Fingerprint scanners are all the rage, yet new research shows that this is just the beginning of biometric identification.
With millions of people around the world now using fingerprint readers, facial recognition software and iris scanners on a daily basis to access their smartphones or to authorise mobile banking services, there is a need to ensure these remain secure.
Hackers have shown it is possible to fool smartphone fingerprint sensors, for example, into giving them access to devices, while others have developed ways of breaking into devices that require facial recognition or voice identification.
The solution is to use the array of sensors in a smartphone to recognise the owner, and add extra layers of security when the phone gets picked up by a stranger.
‘You have a lot of sensors on mobile phones like screens, gyroscopes, GPS, cameras, microphones – these all provide information you can use to support authentication,’ said Dr Richard Guest, from the School of Engineering and Digital Arts at the University of Kent, UK.
Dr Guest is leading a team in developing software that can identify someone from the way they swipe the screen, the orientation they hold the phone in and the way they move when it is in their pocket, as part of an EU-funded research project called AMBER.
In one recent study, Dr Guest and his colleagues showed it is possible to determine whether someone is male or female just from the way they swipe.
Swagger
But biometrics are not just useful for protecting against criminals – it could also be used to catch them.
The confident swagger of a thief who thinks they have got away with it could become their downfall thanks to an arsenal of new forensic techniques being developed to identify suspects.
In a world where many criminal acts are now caught on camera – whether by closed circuit television or mobile phone footage shot by bystanders – it is opening up new ways to track down those who break the law.
Researchers are developing methods using computer vision that can automatically identify someone from the way they walk or from pictures that only show part of their face.
‘The goal is to make them reliable enough for identifying people that they can be used as evidence in court,’ explained Professor Chang-Tsun Li, a computer scientist at Warwick University in the UK who is leading an EU-funded research project called IDENTITY.
Most of us can recognise people we know from the way they walk, often without even realising we can.
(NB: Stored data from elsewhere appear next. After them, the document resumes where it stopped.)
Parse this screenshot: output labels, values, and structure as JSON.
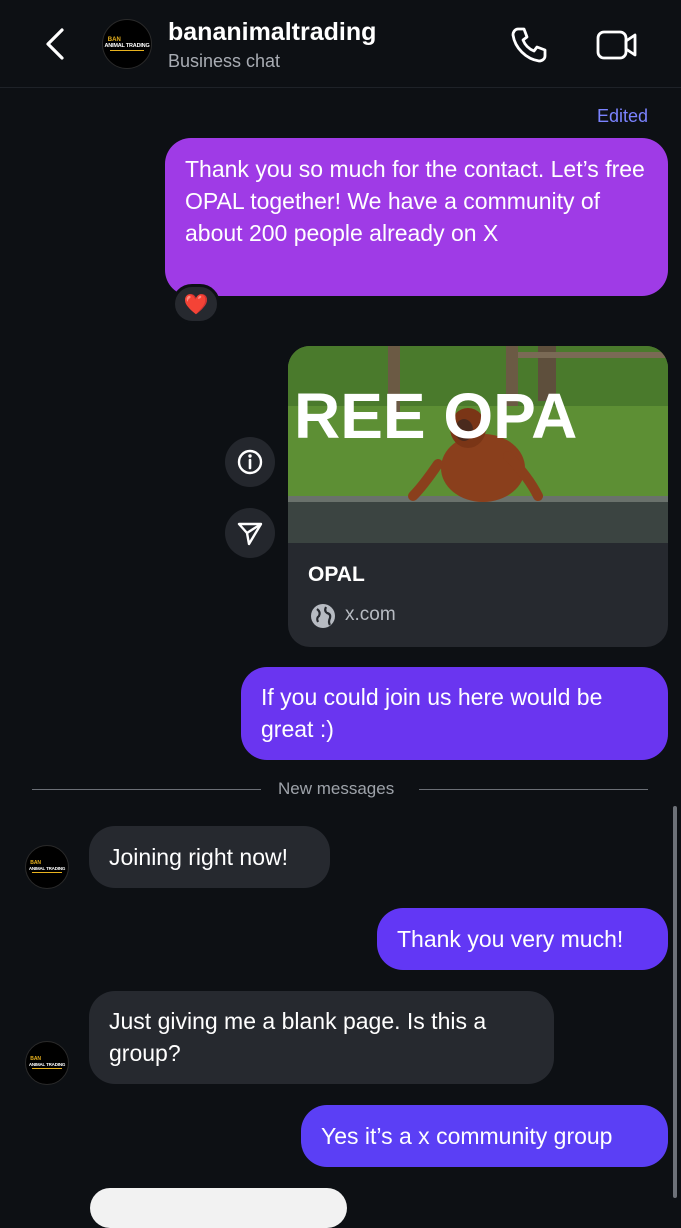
{
  "header": {
    "name": "bananimaltrading",
    "subtitle": "Business chat",
    "avatar_logo": {
      "top": "BAN",
      "middle": "ANIMAL TRADING"
    }
  },
  "edited_label": "Edited",
  "messages": {
    "m1": {
      "text": "Thank you so much for the contact. Let’s free OPAL together! We have a community of about 200 people already on X",
      "reaction": "❤️"
    },
    "link": {
      "image_text": "REE OPA",
      "title": "OPAL",
      "domain": "x.com"
    },
    "m2": {
      "text": "If you could join us here would be great :)"
    },
    "divider": "New messages",
    "m3": {
      "text": "Joining right now!"
    },
    "m4": {
      "text": "Thank you very much!"
    },
    "m5": {
      "text": "Just giving me a blank page. Is this a group?"
    },
    "m6": {
      "text": "Yes it’s a x community group"
    }
  },
  "colors": {
    "background": "#0d1014",
    "outgoing_1": "#9f3be6",
    "outgoing_2": "#6a35f0",
    "outgoing_3": "#6237f5",
    "outgoing_4": "#5b3ff5",
    "incoming": "#26292f",
    "accent_edited": "#7b83ff"
  },
  "icons": [
    "chevron-left-icon",
    "phone-icon",
    "video-camera-icon",
    "info-icon",
    "send-icon",
    "globe-icon",
    "heart-reaction-icon"
  ]
}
The way they shift their weight as they swing their legs, how much they bounce up and down, and the position of their body can all give them away.
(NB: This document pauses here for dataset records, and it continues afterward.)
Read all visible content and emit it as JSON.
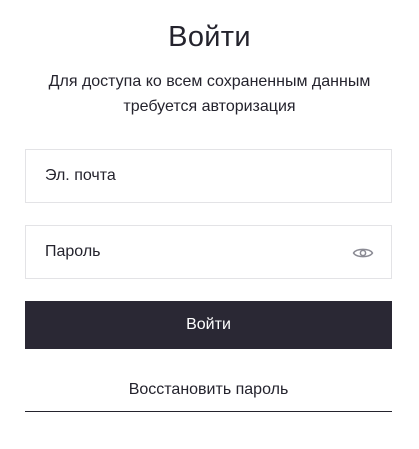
{
  "login": {
    "title": "Войти",
    "subtitle": "Для доступа ко всем сохраненным данным требуется авторизация",
    "email": {
      "placeholder": "Эл. почта",
      "value": ""
    },
    "password": {
      "placeholder": "Пароль",
      "value": "",
      "toggle_icon": "eye-icon"
    },
    "submit_label": "Войти",
    "restore_label": "Восстановить пароль"
  },
  "colors": {
    "text": "#24232d",
    "button_bg": "#2a2834",
    "button_text": "#ffffff",
    "field_border": "#e3e3e6",
    "icon": "#8a8a93"
  }
}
But using this information in criminal investigations has proven to be difficult – only a handful of experts have the ability to break down the way someone walks sufficiently to use it to identify them.
Professor Li and his colleagues, however, want to use the ability of computers, aided by machine-learning algorithms, to spot extremely subtle aspects of someone’s gait to better use it as a marker of identity.
They have already developed algorithms that can be combined to identify individuals from their gait even in low-quality videos with an accuracy of up to 90 %. Fingerprints, by comparison, have a matching accuracy of 99 %.
The ability of computers to identify someone from their walk gets even worse when they are wearing clothes that make it hard to see their movements or if they are carrying a bag. Even changing a pair of shoes can alter how someone moves.
Professor Li and his team, however, have developed a way to tackle this shortcoming.
By dividing the human body into segments, they can teach the computer to recognise clothing that might disguise how someone walks - like a large coat - and ignore that part of the body.
Instead the system focuses on the parts that move, such as the legs, the head and arms.
In experiments they were able to recognise test subjects from their gait even if they changed clothes 94 % of the time and 91 % of the time if they were carrying a bag.
Plastic surgery
Other types of biometric identification are already in use. Facial recognition, for example, is widely used at border control in airports.
But the technology can be easily overcome if someone covers their face or wears a mask, in much the same way as fingerprints can by wearing gloves. Some criminals can go to even more extreme lengths to avoid the authorities by undergoing plastic surgery.
This has led scientists in the IDENTITY project to develop software that can defeat attempts by criminals to camouflage their identity in this way.
‘Most plastic surgery operations only change a few features of the face,’ said Professor Massimo Tistarelli, director of the computer vision laboratory at the University of Sassari, Italy, who is leading the research. ‘But the overall facial structure remains unaltered.’
Their algorithms work by mapping each face and the location of different facial features and then comparing them with a database of images until it produces a match.
It can already match images of people before surgery to their faces after they have had operations to reduce the size of their nose, plump up their lips or had sagging skin lifted.
Another approach is to look for traits that are far harder to hide. Professor Jean-Luc Dugelay, a researcher in image engineering and security at research centre EURECOM in Biot, France, is working on the automatic identification of so-called ‘soft biometric traits’ like gender, age, height and weight.
This information could help police investigators when building profiles of suspects caught on film.
‘When human witnesses describe someone, they talk about whether someone is a woman, white, tall and had short hair,’ Prof. Dugelay said. ‘A system can match such a description to someone visible on a video.’
Their system looks at the shape of the body and the face to identify someone’s gender extremely accurately. It can also guess someone’s age far more accurately than humans.
‘Women’s faces are generally smoother than men’s and have more contrast around the eyes and mouth,’ he added. ‘We hope to work on hair-styles and eye colour in the future.’